Crescent Lake, like most of the park, can only be reached by small plane, and the number of people on the lake is quite limited. We flew in from Anchorage, landed on the lake, then transferred to the boat to begin our adventure. (Though, in truth, the plane ride was an adventure in and of itself!)
Crescent Lake is a glacial-fed lake that is crystal clear in early spring, but turns a vivid greenish-blue color in the summer due to glacial silt. After exiting the plane, we boarded a small pontoon boat to explore the lake and the upper portion of the Crescent River. This boat turned out to be an excellent platform for bear watching, allowing us to get close without risk to us or the bears.
Our day was pretty, cool but not cold, with low wind and partly cloudy skies, which we learned was extremely lucky. Days that are cold, overcast, rainy, and/or windy are more the norm. However, in terms of wildlife, the morning started off slowly. We only saw one bear, at a distance. We did see a lot of bald eagles and mergansers, though, which was fun.
We stopped around noon for lunch, and then headed back out on the water. The afternoon turned out to be a bonanza of wildlife sightings! The bears were the highlight of the day, and we lost count of the bears we saw. We were never quite sure which ones we had already seen in a different spot, but I’m sure the overall count got up into double digits. We also saw several more eagles, and even a very unusual (for this time of year) bull moose very briefly.
Our favorite bears of the day were two bears hunting for salmon in the same spot. These bears had distinctly different personalities and hunting methods, and we nicknamed them “frisky bear” and “chill bear.”
Chill bear simply waded around in the water, mostly submerged, at a very sedate pace. Every now and then, she would calmly bring a salmon up to her mouth with no indication of how she’d caught it. As we watched, she must have caught and eaten at least a dozen fish.
Frisky bear, on the other hand, charged around in the water with enormous energy, yet didn’t catch a single salmon the entire time we watched.

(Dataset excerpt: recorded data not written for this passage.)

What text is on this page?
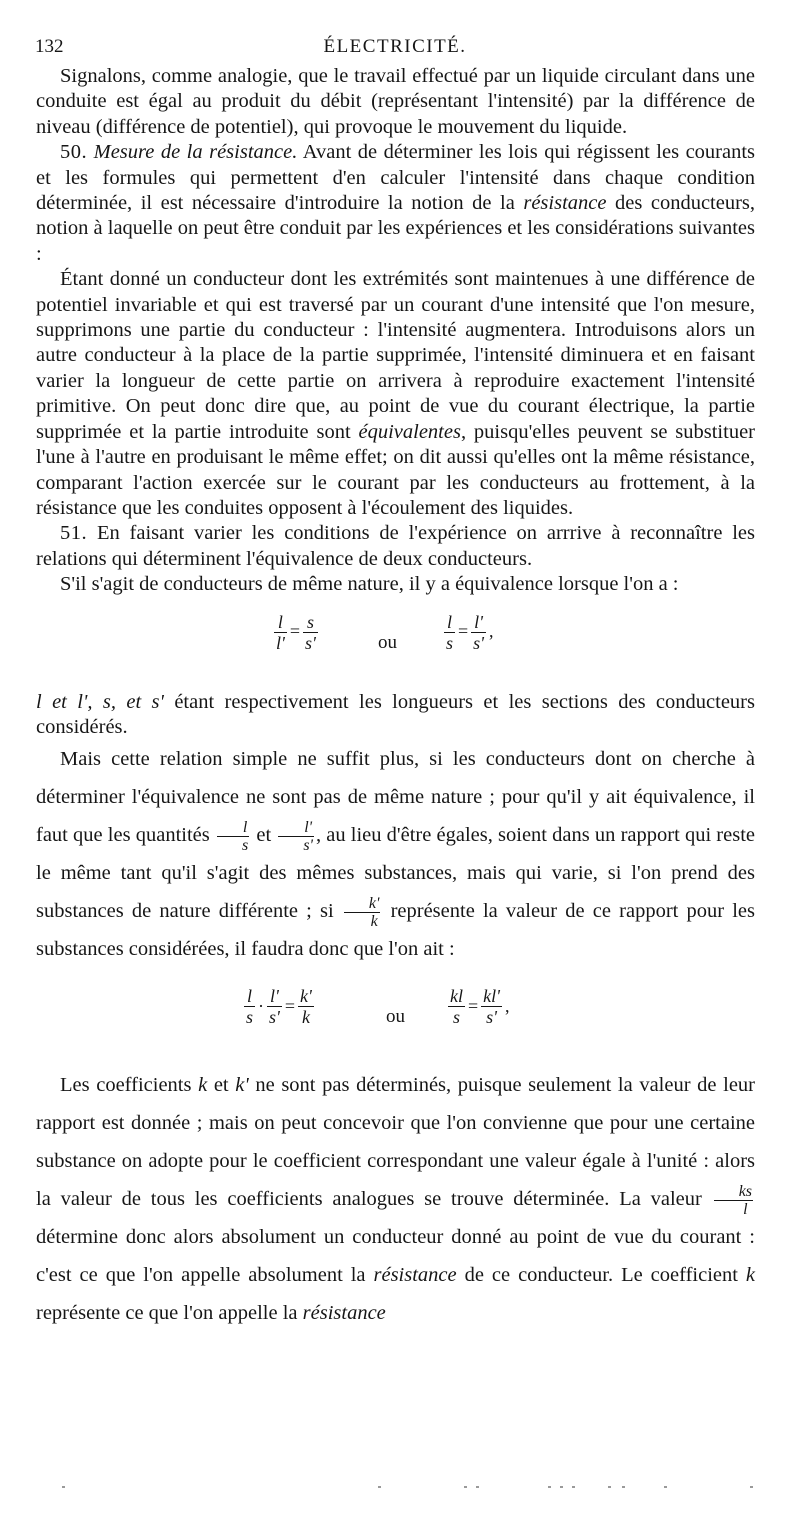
132	ÉLECTRICITÉ.

Signalons, comme analogie, que le travail effectué par un liquide circulant dans une conduite est égal au produit du débit (représentant l'intensité) par la différence de niveau (différence de potentiel), qui provoque le mouvement du liquide.

50. Mesure de la résistance. Avant de déterminer les lois qui régissent les courants et les formules qui permettent d'en calculer l'intensité dans chaque condition déterminée, il est nécessaire d'introduire la notion de la résistance des conducteurs, notion à laquelle on peut être conduit par les expériences et les considérations suivantes :

Étant donné un conducteur dont les extrémités sont maintenues à une différence de potentiel invariable et qui est traversé par un courant d'une intensité que l'on mesure, supprimons une partie du conducteur : l'intensité augmentera. Introduisons alors un autre conducteur à la place de la partie supprimée, l'intensité diminuera et en faisant varier la longueur de cette partie on arrivera à reproduire exactement l'intensité primitive. On peut donc dire que, au point de vue du courant électrique, la partie supprimée et la partie introduite sont équivalentes, puisqu'elles peuvent se substituer l'une à l'autre en produisant le même effet; on dit aussi qu'elles ont la même résistance, comparant l'action exercée sur le courant par les conducteurs au frottement, à la résistance que les conduites opposent à l'écoulement des liquides.

51. En faisant varier les conditions de l'expérience on arrrive à reconnaître les relations qui déterminent l'équivalence de deux conducteurs.

S'il s'agit de conducteurs de même nature, il y a équivalence lorsque l'on a :

$\frac{l}{l'} = \frac{s}{s'}$	ou	$\frac{l}{s} = \frac{l'}{s'}$ ,

l et l', s, et s' étant respectivement les longueurs et les sections des conducteurs considérés.

Mais cette relation simple ne suffit plus, si les conducteurs dont on cherche à déterminer l'équivalence ne sont pas de même nature ; pour qu'il y ait équivalence, il faut que les quantités $\frac{l}{s}$ et $\frac{l'}{s'}$ , au lieu d'être égales, soient dans un rapport qui reste le même tant qu'il s'agit des mêmes substances, mais qui varie, si l'on prend des substances de nature différente ; si $\frac{k'}{k}$ représente la valeur de ce rapport pour les substances considérées, il faudra donc que l'on ait :

$\frac{l}{s} \cdot \frac{l'}{s'} = \frac{k'}{k}$	ou $\frac{kl}{s} = \frac{kl'}{s'}$ ,

Les coefficients k et k' ne sont pas déterminés, puisque seulement la valeur de leur rapport est donnée ; mais on peut concevoir que l'on convienne que pour une certaine substance on adopte pour le coefficient correspondant une valeur égale à l'unité : alors la valeur de tous les coefficients analogues se trouve déterminée. La valeur $\frac{ks}{l}$
détermine donc alors absolument un conducteur donné au point de vue du courant : c'est ce que l'on appelle absolument la résistance de ce conducteur. Le coefficient k représente ce que l'on appelle la résistance
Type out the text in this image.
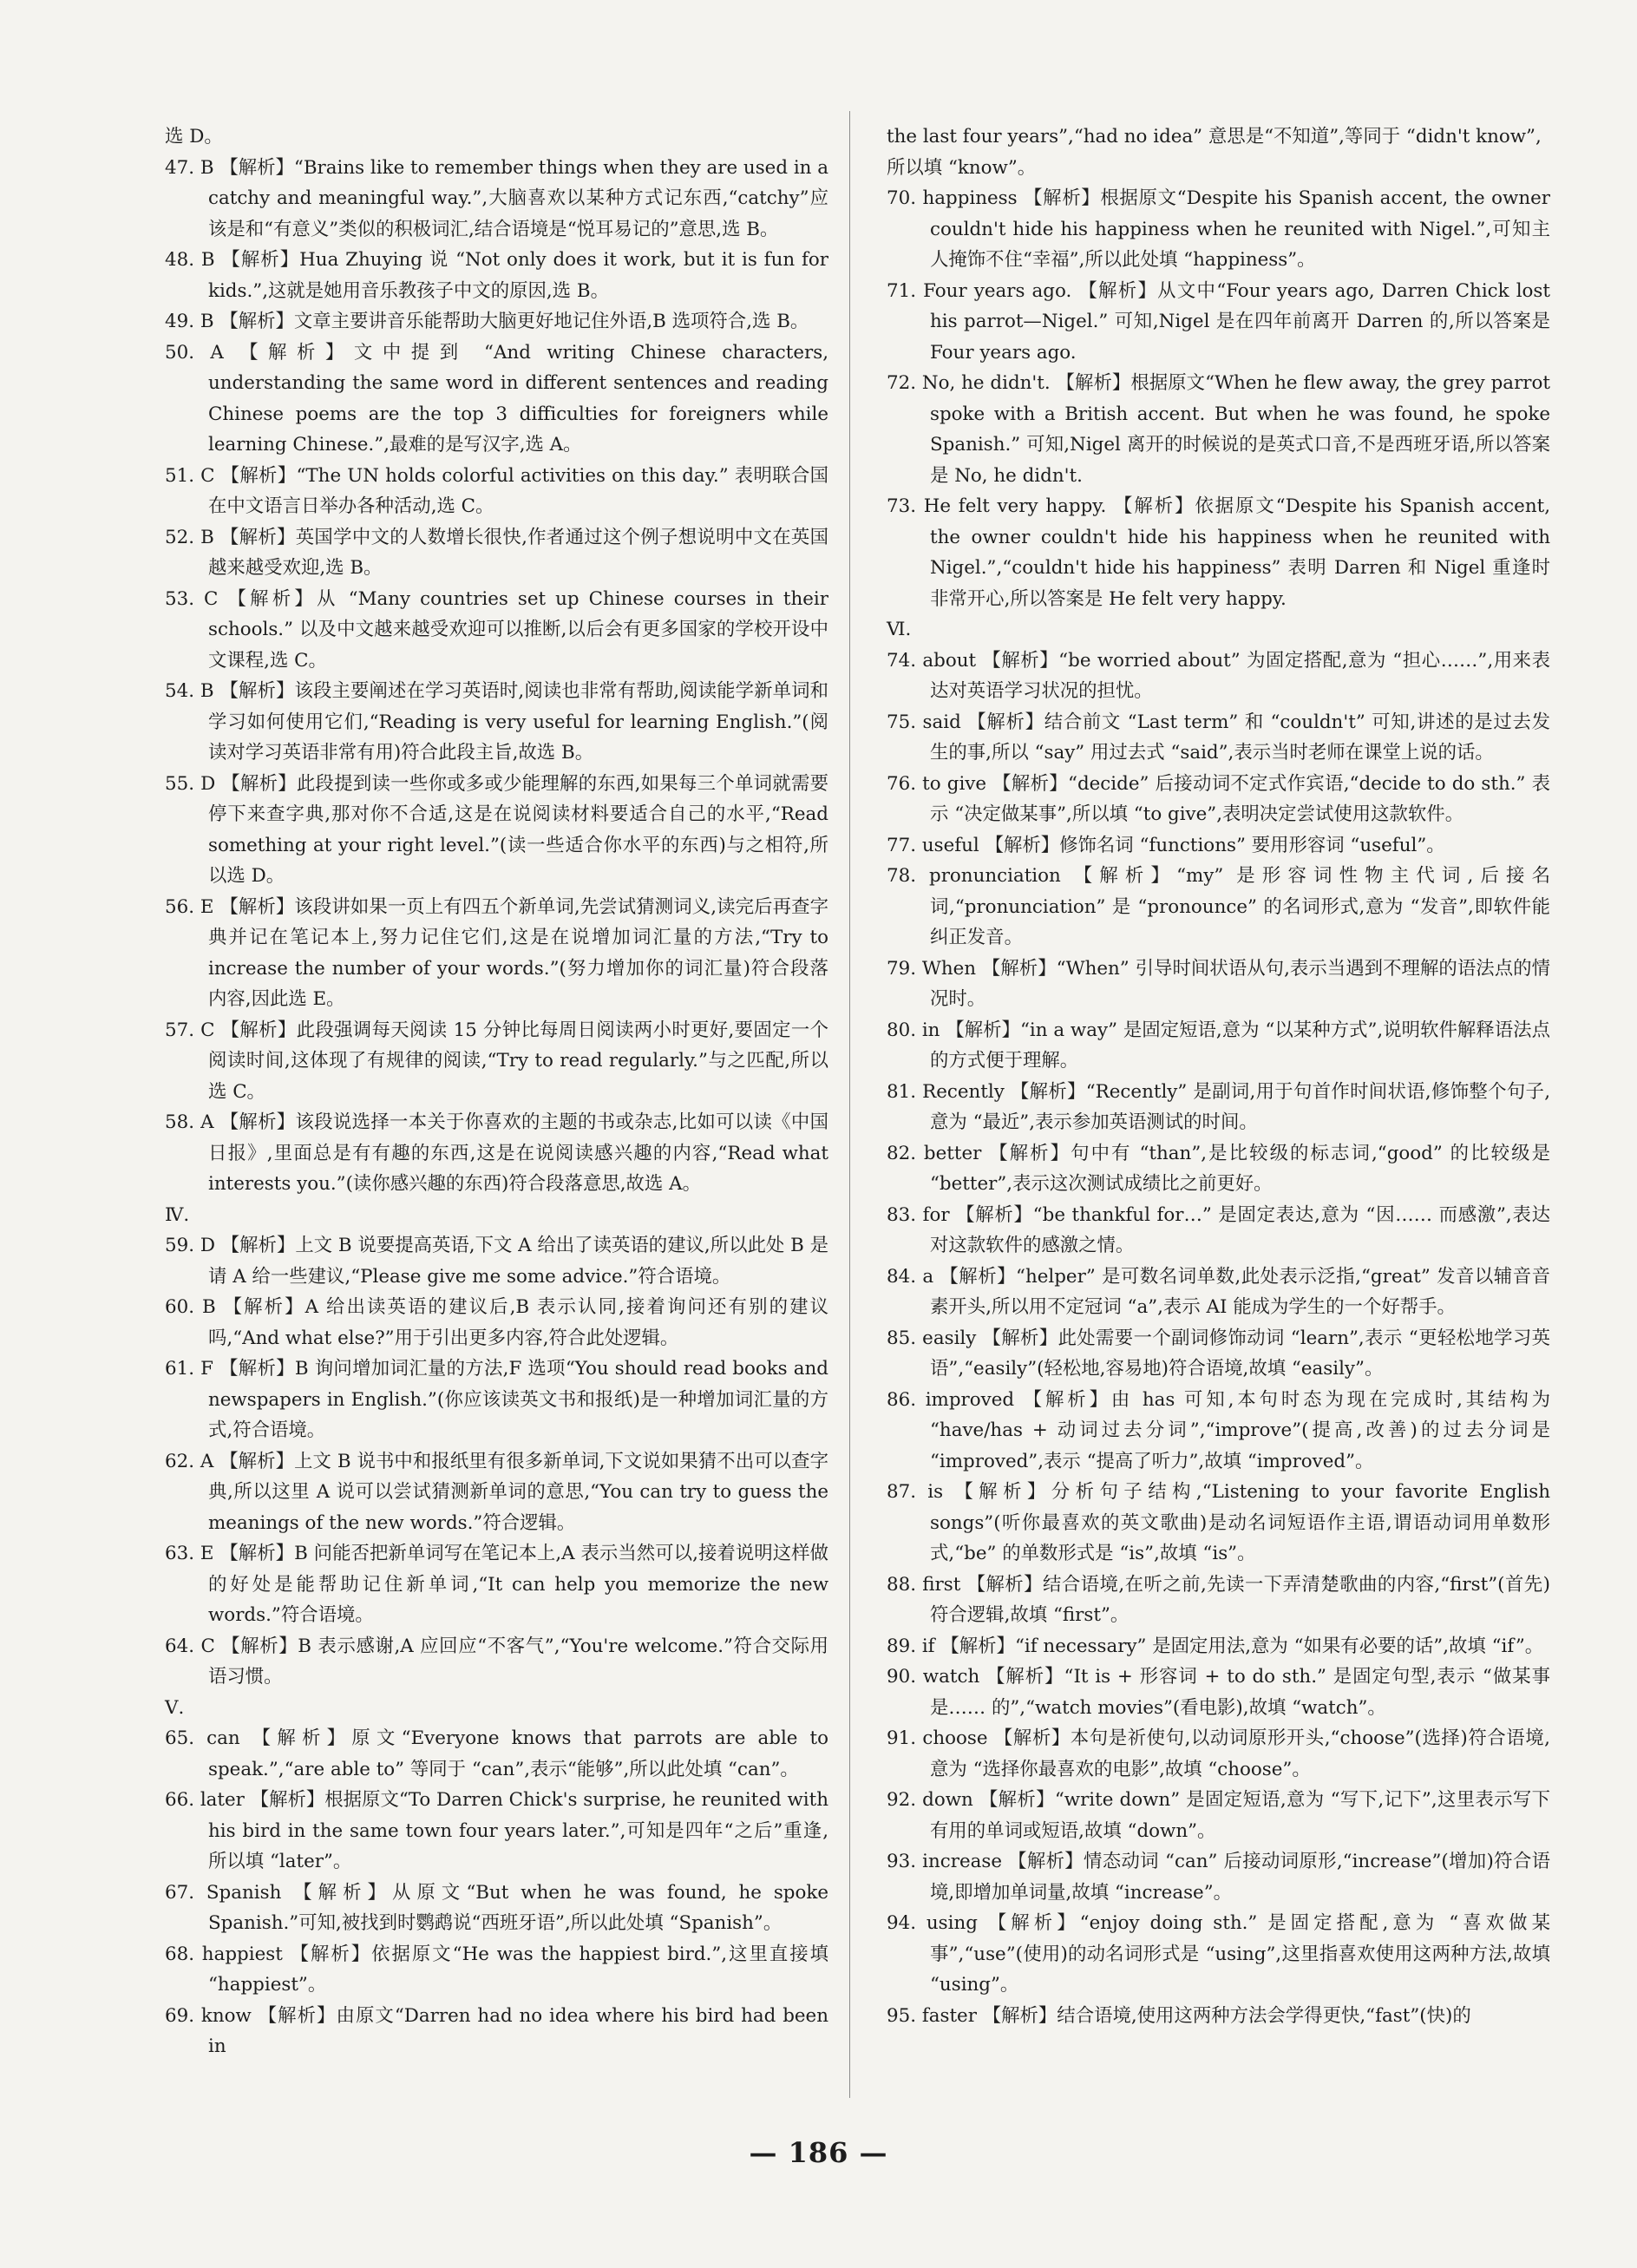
选 D。
47. B 【解析】“Brains like to remember things when they are used in a catchy and meaningful way.”,大脑喜欢以某种方式记东西,“catchy”应该是和“有意义”类似的积极词汇,结合语境是“悦耳易记的”意思,选 B。
48. B 【解析】Hua Zhuying 说 “Not only does it work, but it is fun for kids.”,这就是她用音乐教孩子中文的原因,选 B。
49. B 【解析】文章主要讲音乐能帮助大脑更好地记住外语,B 选项符合,选 B。
50. A 【解析】文中提到 “And writing Chinese characters, understanding the same word in different sentences and reading Chinese poems are the top 3 difficulties for foreigners while learning Chinese.”,最难的是写汉字,选 A。
51. C 【解析】“The UN holds colorful activities on this day.” 表明联合国在中文语言日举办各种活动,选 C。
52. B 【解析】英国学中文的人数增长很快,作者通过这个例子想说明中文在英国越来越受欢迎,选 B。
53. C 【解析】从 “Many countries set up Chinese courses in their schools.” 以及中文越来越受欢迎可以推断,以后会有更多国家的学校开设中文课程,选 C。
54. B 【解析】该段主要阐述在学习英语时,阅读也非常有帮助,阅读能学新单词和学习如何使用它们,“Reading is very useful for learning English.”(阅读对学习英语非常有用)符合此段主旨,故选 B。
55. D 【解析】此段提到读一些你或多或少能理解的东西,如果每三个单词就需要停下来查字典,那对你不合适,这是在说阅读材料要适合自己的水平,“Read something at your right level.”(读一些适合你水平的东西)与之相符,所以选 D。
56. E 【解析】该段讲如果一页上有四五个新单词,先尝试猜测词义,读完后再查字典并记在笔记本上,努力记住它们,这是在说增加词汇量的方法,“Try to increase the number of your words.”(努力增加你的词汇量)符合段落内容,因此选 E。
57. C 【解析】此段强调每天阅读 15 分钟比每周日阅读两小时更好,要固定一个阅读时间,这体现了有规律的阅读,“Try to read regularly.”与之匹配,所以选 C。
58. A 【解析】该段说选择一本关于你喜欢的主题的书或杂志,比如可以读《中国日报》,里面总是有有趣的东西,这是在说阅读感兴趣的内容,“Read what interests you.”(读你感兴趣的东西)符合段落意思,故选 A。
Ⅳ.
59. D 【解析】上文 B 说要提高英语,下文 A 给出了读英语的建议,所以此处 B 是请 A 给一些建议,“Please give me some advice.”符合语境。
60. B 【解析】A 给出读英语的建议后,B 表示认同,接着询问还有别的建议吗,“And what else?”用于引出更多内容,符合此处逻辑。
61. F 【解析】B 询问增加词汇量的方法,F 选项“You should read books and newspapers in English.”(你应该读英文书和报纸)是一种增加词汇量的方式,符合语境。
62. A 【解析】上文 B 说书中和报纸里有很多新单词,下文说如果猜不出可以查字典,所以这里 A 说可以尝试猜测新单词的意思,“You can try to guess the meanings of the new words.”符合逻辑。
63. E 【解析】B 问能否把新单词写在笔记本上,A 表示当然可以,接着说明这样做的好处是能帮助记住新单词,“It can help you memorize the new words.”符合语境。
64. C 【解析】B 表示感谢,A 应回应“不客气”,“You're welcome.”符合交际用语习惯。
Ⅴ.
65. can 【解析】原文“Everyone knows that parrots are able to speak.”,“are able to” 等同于 “can”,表示“能够”,所以此处填 “can”。
66. later 【解析】根据原文“To Darren Chick's surprise, he reunited with his bird in the same town four years later.”,可知是四年“之后”重逢,所以填 “later”。
67. Spanish 【解析】从原文“But when he was found, he spoke Spanish.”可知,被找到时鹦鹉说“西班牙语”,所以此处填 “Spanish”。
68. happiest 【解析】依据原文“He was the happiest bird.”,这里直接填 “happiest”。
69. know 【解析】由原文“Darren had no idea where his bird had been in
the last four years”,“had no idea” 意思是“不知道”,等同于 “didn't know”,所以填 “know”。
70. happiness 【解析】根据原文“Despite his Spanish accent, the owner couldn't hide his happiness when he reunited with Nigel.”,可知主人掩饰不住“幸福”,所以此处填 “happiness”。
71. Four years ago. 【解析】从文中“Four years ago, Darren Chick lost his parrot—Nigel.” 可知,Nigel 是在四年前离开 Darren 的,所以答案是 Four years ago.
72. No, he didn't. 【解析】根据原文“When he flew away, the grey parrot spoke with a British accent. But when he was found, he spoke Spanish.” 可知,Nigel 离开的时候说的是英式口音,不是西班牙语,所以答案是 No, he didn't.
73. He felt very happy. 【解析】依据原文“Despite his Spanish accent, the owner couldn't hide his happiness when he reunited with Nigel.”,“couldn't hide his happiness” 表明 Darren 和 Nigel 重逢时非常开心,所以答案是 He felt very happy.
Ⅵ.
74. about 【解析】“be worried about” 为固定搭配,意为 “担心……”,用来表达对英语学习状况的担忧。
75. said 【解析】结合前文 “Last term” 和 “couldn't” 可知,讲述的是过去发生的事,所以 “say” 用过去式 “said”,表示当时老师在课堂上说的话。
76. to give 【解析】“decide” 后接动词不定式作宾语,“decide to do sth.” 表示 “决定做某事”,所以填 “to give”,表明决定尝试使用这款软件。
77. useful 【解析】修饰名词 “functions” 要用形容词 “useful”。
78. pronunciation 【解析】“my” 是形容词性物主代词,后接名词,“pronunciation” 是 “pronounce” 的名词形式,意为 “发音”,即软件能纠正发音。
79. When 【解析】“When” 引导时间状语从句,表示当遇到不理解的语法点的情况时。
80. in 【解析】“in a way” 是固定短语,意为 “以某种方式”,说明软件解释语法点的方式便于理解。
81. Recently 【解析】“Recently” 是副词,用于句首作时间状语,修饰整个句子,意为 “最近”,表示参加英语测试的时间。
82. better 【解析】句中有 “than”,是比较级的标志词,“good” 的比较级是 “better”,表示这次测试成绩比之前更好。
83. for 【解析】“be thankful for…” 是固定表达,意为 “因…… 而感激”,表达对这款软件的感激之情。
84. a 【解析】“helper” 是可数名词单数,此处表示泛指,“great” 发音以辅音音素开头,所以用不定冠词 “a”,表示 AI 能成为学生的一个好帮手。
85. easily 【解析】此处需要一个副词修饰动词 “learn”,表示 “更轻松地学习英语”,“easily”(轻松地,容易地)符合语境,故填 “easily”。
86. improved 【解析】由 has 可知,本句时态为现在完成时,其结构为 “have/has + 动词过去分词”,“improve”(提高,改善)的过去分词是 “improved”,表示 “提高了听力”,故填 “improved”。
87. is 【解析】分析句子结构,“Listening to your favorite English songs”(听你最喜欢的英文歌曲)是动名词短语作主语,谓语动词用单数形式,“be” 的单数形式是 “is”,故填 “is”。
88. first 【解析】结合语境,在听之前,先读一下弄清楚歌曲的内容,“first”(首先)符合逻辑,故填 “first”。
89. if 【解析】“if necessary” 是固定用法,意为 “如果有必要的话”,故填 “if”。
90. watch 【解析】“It is + 形容词 + to do sth.” 是固定句型,表示 “做某事是…… 的”,“watch movies”(看电影),故填 “watch”。
91. choose 【解析】本句是祈使句,以动词原形开头,“choose”(选择)符合语境,意为 “选择你最喜欢的电影”,故填 “choose”。
92. down 【解析】“write down” 是固定短语,意为 “写下,记下”,这里表示写下有用的单词或短语,故填 “down”。
93. increase 【解析】情态动词 “can” 后接动词原形,“increase”(增加)符合语境,即增加单词量,故填 “increase”。
94. using 【解析】“enjoy doing sth.” 是固定搭配,意为 “喜欢做某事”,“use”(使用)的动名词形式是 “using”,这里指喜欢使用这两种方法,故填 “using”。
95. faster 【解析】结合语境,使用这两种方法会学得更快,“fast”(快)的
— 186 —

I was able to photograph the bears together, with one of my favorites showing both of their personalities in one shot:
At one point, they also got very close and had a roaring match, but were otherwise showed no hostility to each other and seemed to forgive and forget. Our best guess was that these may have been siblings.
Over the course of the afternoon, we saw many other interactions between bears. We watched a sow with a young cub for a while, and during that time two other bears came too close and got chased by the mom. In the aftermath, the cub seemed to need a little comforting.
During one of our breaks at the lake camp, we even saw a bear getting escorted off the premises by “security” – several “bear dogs” whose jobs are to chase bears away and prevent negative interactions with humans at the camp.
At the end of our day, as we were heading back to the camp to get on a plane for the flight back to Anchorage, we had one final bear come out of the brush and trot along the bank beside our boat for a few minutes, before disappearing into the trees.